Sitokinler proliferasyon, farklılaşma, kemotaksis, sekresyon, apoptoz ve inflamasyonun düzenlenmesinde rol oynarlar. Dönüştürücü büyüme faktörü (TGF-r), hücre dışı matris bileşenlerinin sentezini ve salgılanmasını, hücre büyümesini ve çoğalmasını ve diğer sitokinlerin sentezini uyarır.

Sitokinler örtüşen ancak farklı biyolojik aktivitelere sahiptir. Farklı tipte veya farklı farklılaşma derecelerinde veya farklı fonksiyonel durumlardaki hücreler aynı sitokine farklı tepki verebilir.

Eikozanoidler

Araşidonik asit veya eikosatetraenoik asit, 20:4 (5, 8, 11, 14), büyük bir parakrin hormon grubuna yol açar - eikosanoidler. Gıda ile sağlanan veya linoleik asitten oluşturulan araşidonik asit, membran fosfolipidlerinin bileşimine dahil edilir ve fosfolipaz A'nın etkisinin bir sonucu olarak onlardan salınabilir. Ayrıca, sitozolde eikosanoidler oluşur (Şekil 13.4) . Üç grup eikosanoid vardır: prostaglandinler (PG), tromboksanlar (TX), lökotrienler (LT). Eikosanoidler çok küçük miktarlarda oluşur ve genellikle kısa bir ömre sahiptir - dakikalar hatta saniyelerle ölçülür.

lökotrienler

Pirinç. 13.4. Bazı eikosanoidlerin sentezi ve yapısı:

1 - fosfolipaz A2; 2 - siklooksijenaz

Farklı dokularda ve farklı durumlarda, eşit olmayan eikosanoidler oluşur. Eikosanoidlerin işlevleri çeşitlidir. Düz kas kasılmasına ve vazokonstriksiyona (hemen hemen tüm organlarda sentezlenen PGF2Ct) veya tersine düz kas gevşemesine ve vazodilatasyona (PGE2, çoğu organda sentezlenir) neden olurlar. PGI2 esas olarak vasküler endotelde sentezlenir, trombosit agregasyonunu inhibe eder, kan damarlarını genişletir. Tromboksan TXA2, esas olarak trombositlerde sentezlenir ve ayrıca trombositler üzerinde de etkilidir - damar hasarı alanında agregasyonlarını (otokrin mekanizması) uyarır (bkz. Bölüm 21). Tromboksan TXA2, düz kas hücrelerine etki ederek kan damarlarını ve bronşları daraltır (parakrin mekanizması).

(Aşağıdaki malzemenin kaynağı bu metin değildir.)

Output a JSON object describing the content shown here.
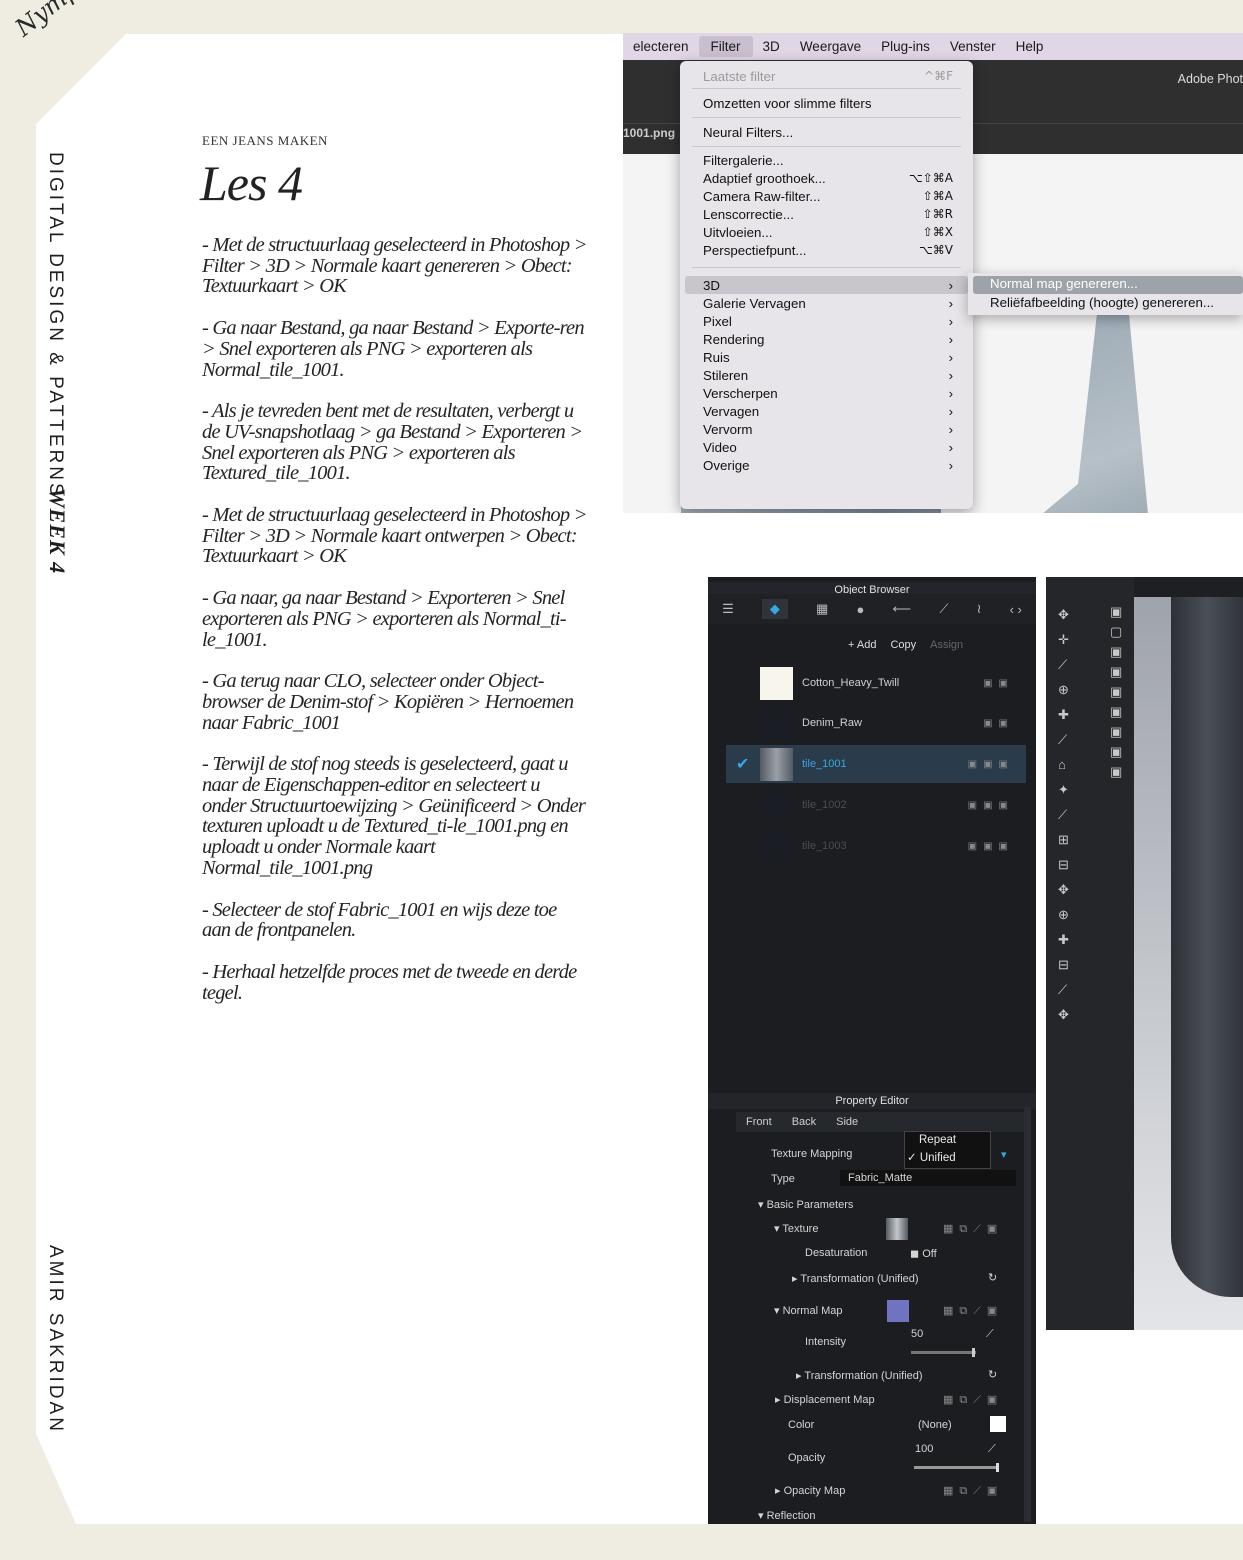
{
  "sidebar": {
    "logo": "Nymphea",
    "course": "DIGITAL DESIGN & PATTERNS",
    "week": "WEEK 4",
    "author": "AMIR SAKRIDAN"
  },
  "lesson": {
    "kicker": "EEN JEANS MAKEN",
    "title": "Les 4",
    "steps": [
      "- Met de structuurlaag geselecteerd in Photoshop > Filter > 3D > Normale kaart genereren > Obect: Textuurkaart > OK",
      "- Ga naar Bestand, ga naar Bestand > Exporte-ren > Snel exporteren als PNG > exporteren als Normal_tile_1001.",
      "- Als je tevreden bent met de resultaten, verbergt u de UV-snapshotlaag > ga Bestand > Exporteren > Snel exporteren als PNG > exporteren als Textured_tile_1001.",
      "- Met de structuurlaag geselecteerd in Photoshop > Filter > 3D > Normale kaart ontwerpen > Obect: Textuurkaart > OK",
      "- Ga naar, ga naar Bestand > Exporteren > Snel exporteren als PNG > exporteren als Normal_ti-le_1001.",
      "- Ga terug naar CLO, selecteer onder Object-browser de Denim-stof > Kopiëren > Hernoemen naar Fabric_1001",
      "- Terwijl de stof nog steeds is geselecteerd, gaat u naar de Eigenschappen-editor en selecteert u onder Structuurtoewijzing > Geünificeerd > Onder texturen uploadt u de Textured_ti-le_1001.png en uploadt u onder Normale kaart Normal_tile_1001.png",
      "- Selecteer de stof Fabric_1001 en wijs deze toe aan de frontpanelen.",
      "- Herhaal hetzelfde proces met de tweede en derde tegel."
    ]
  },
  "photoshop": {
    "menubar": [
      "electeren",
      "Filter",
      "3D",
      "Weergave",
      "Plug-ins",
      "Venster",
      "Help"
    ],
    "app_title": "Adobe Phot",
    "doc_tab": "1001.png",
    "filter_menu": {
      "last_filter": {
        "label": "Laatste filter",
        "shortcut": "^⌘F"
      },
      "smart": "Omzetten voor slimme filters",
      "neural": "Neural Filters...",
      "items": [
        {
          "label": "Filtergalerie...",
          "shortcut": ""
        },
        {
          "label": "Adaptief groothoek...",
          "shortcut": "⌥⇧⌘A"
        },
        {
          "label": "Camera Raw-filter...",
          "shortcut": "⇧⌘A"
        },
        {
          "label": "Lenscorrectie...",
          "shortcut": "⇧⌘R"
        },
        {
          "label": "Uitvloeien...",
          "shortcut": "⇧⌘X"
        },
        {
          "label": "Perspectiefpunt...",
          "shortcut": "⌥⌘V"
        }
      ],
      "submenus": [
        "3D",
        "Galerie Vervagen",
        "Pixel",
        "Rendering",
        "Ruis",
        "Stileren",
        "Verscherpen",
        "Vervagen",
        "Vervorm",
        "Video",
        "Overige"
      ]
    },
    "submenu_3d": [
      "Normal map genereren...",
      "Reliëfafbeelding (hoogte) genereren..."
    ]
  },
  "clo": {
    "object_browser": {
      "title": "Object Browser",
      "add": "+ Add",
      "copy": "Copy",
      "assign": "Assign",
      "fabrics": [
        {
          "name": "Cotton_Heavy_Twill",
          "color": "#f7f5ec",
          "dim": false
        },
        {
          "name": "Denim_Raw",
          "color": "#1a1e24",
          "dim": false
        },
        {
          "name": "tile_1001",
          "color": "#6c7179",
          "dim": false,
          "selected": true
        },
        {
          "name": "tile_1002",
          "color": "#1a1e24",
          "dim": true
        },
        {
          "name": "tile_1003",
          "color": "#1a1e24",
          "dim": true
        }
      ]
    },
    "property_editor": {
      "title": "Property Editor",
      "tabs": [
        "Front",
        "Back",
        "Side"
      ],
      "texture_mapping_label": "Texture Mapping",
      "mapping_options": [
        "Repeat",
        "Unified"
      ],
      "mapping_selected": "Unified",
      "type_label": "Type",
      "type_value": "Fabric_Matte",
      "basic_parameters": "Basic Parameters",
      "texture": "Texture",
      "desaturation": "Desaturation",
      "desaturation_value": "Off",
      "transformation": "Transformation (Unified)",
      "normal_map": "Normal Map",
      "normal_map_color": "#6f73c0",
      "intensity": "Intensity",
      "intensity_value": "50",
      "displacement_map": "Displacement Map",
      "color": "Color",
      "color_value": "(None)",
      "opacity": "Opacity",
      "opacity_value": "100",
      "opacity_map": "Opacity Map",
      "reflection": "Reflection"
    }
  }
}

Eikosanoidler, spesifik membran reseptörleri aracılığıyla hedef hücrelere etki eder. Bir eikosanoidin bir reseptöre bağlanması, ikinci (hücre içi) bir sinyal habercinin oluşumunu tetikler; cAMP, cGMP, inositol trifosfat, Ca2+ iyonları olabilirler. Eikosanoidler, diğer faktörlerle birlikte (histamin, interlökin-1, trombin, vb.), inflamatuar yanıtın gelişiminde rol oynar.

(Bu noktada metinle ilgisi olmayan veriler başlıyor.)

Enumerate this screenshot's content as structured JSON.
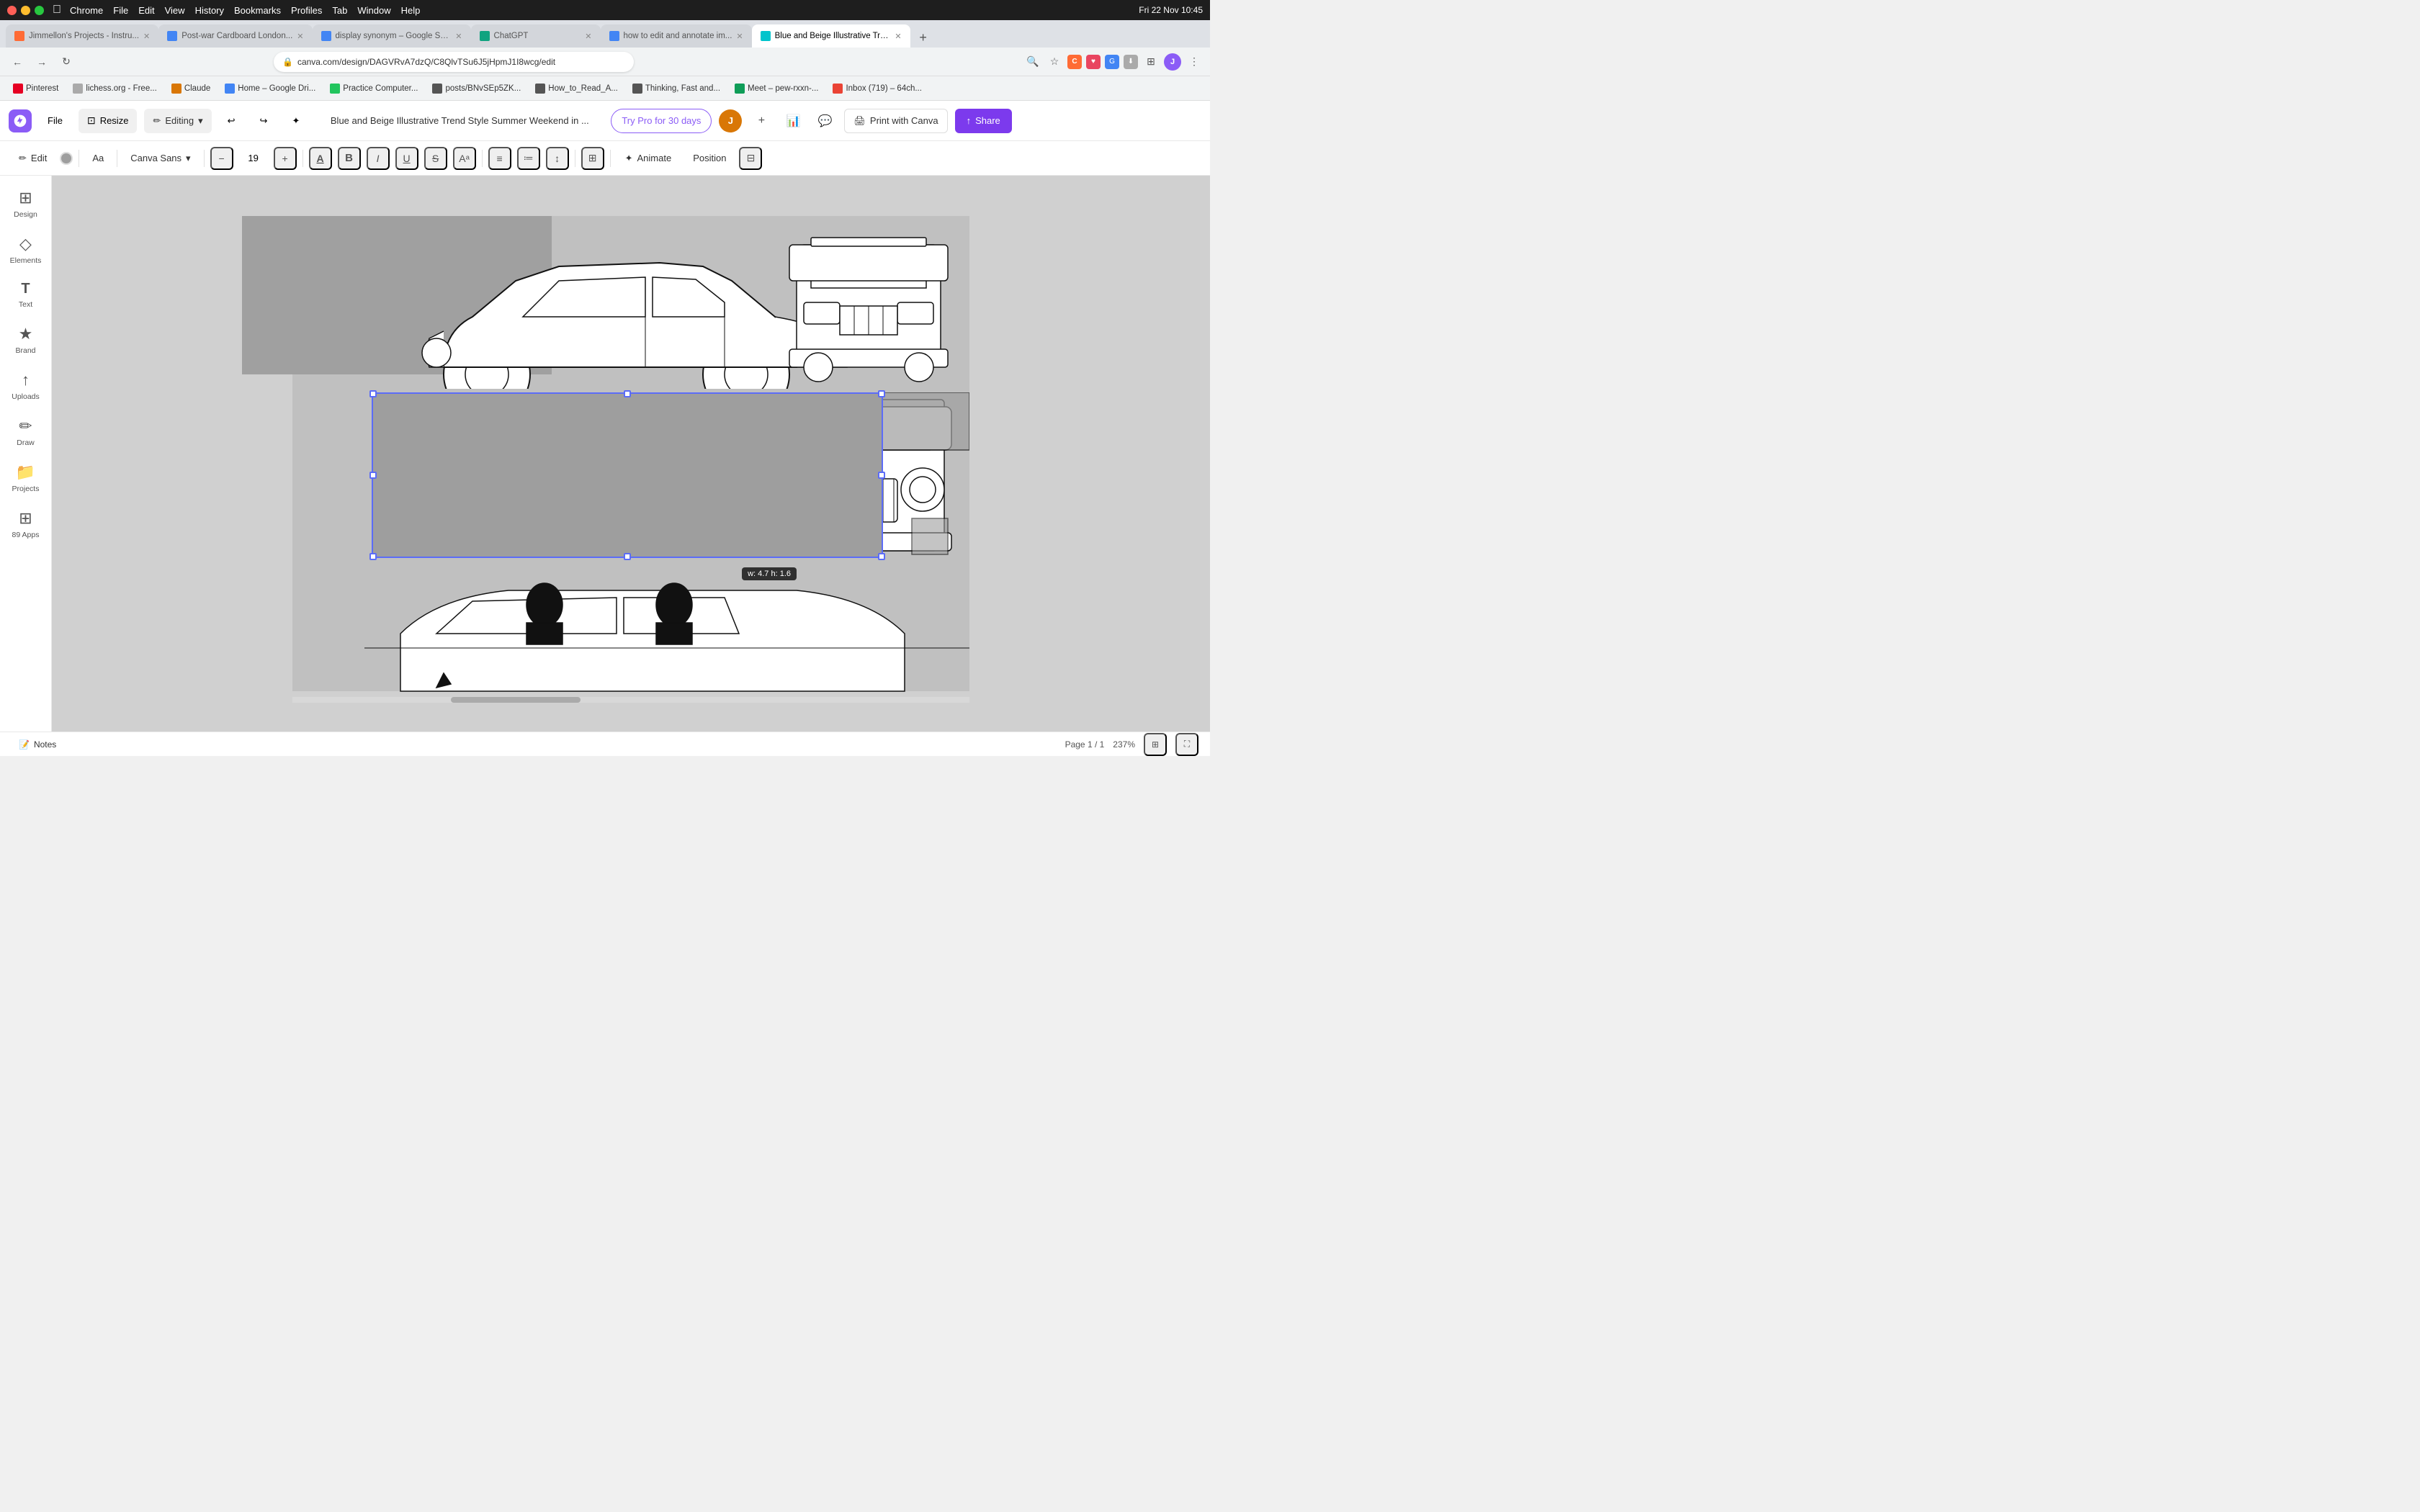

Enflamasyon, iyileşmedeki ilk bağlantı olan doku hasarına doğal bir tepkidir. Bununla birlikte, bazen iltihaplanma aşırı veya çok uzundur ve daha sonra kendisi patolojik bir süreç, bir hastalık haline gelir ve tedavi gerektirir. Bu tür durumları tedavi etmek için eikosanoid sentezi inhibitörleri kullanılır. Kortizol ve sentetik analogları (deksametazon ve diğerleri), fosfolipaz A2'yi inhibe eden lipokortin proteinlerinin sentezini indükler (bkz. Şekil 13.4). Aspirin (steroidal olmayan anti-inflamatuar ilaç) siklooksijenazı asetiller ve inaktive eder (Şekil 13.6).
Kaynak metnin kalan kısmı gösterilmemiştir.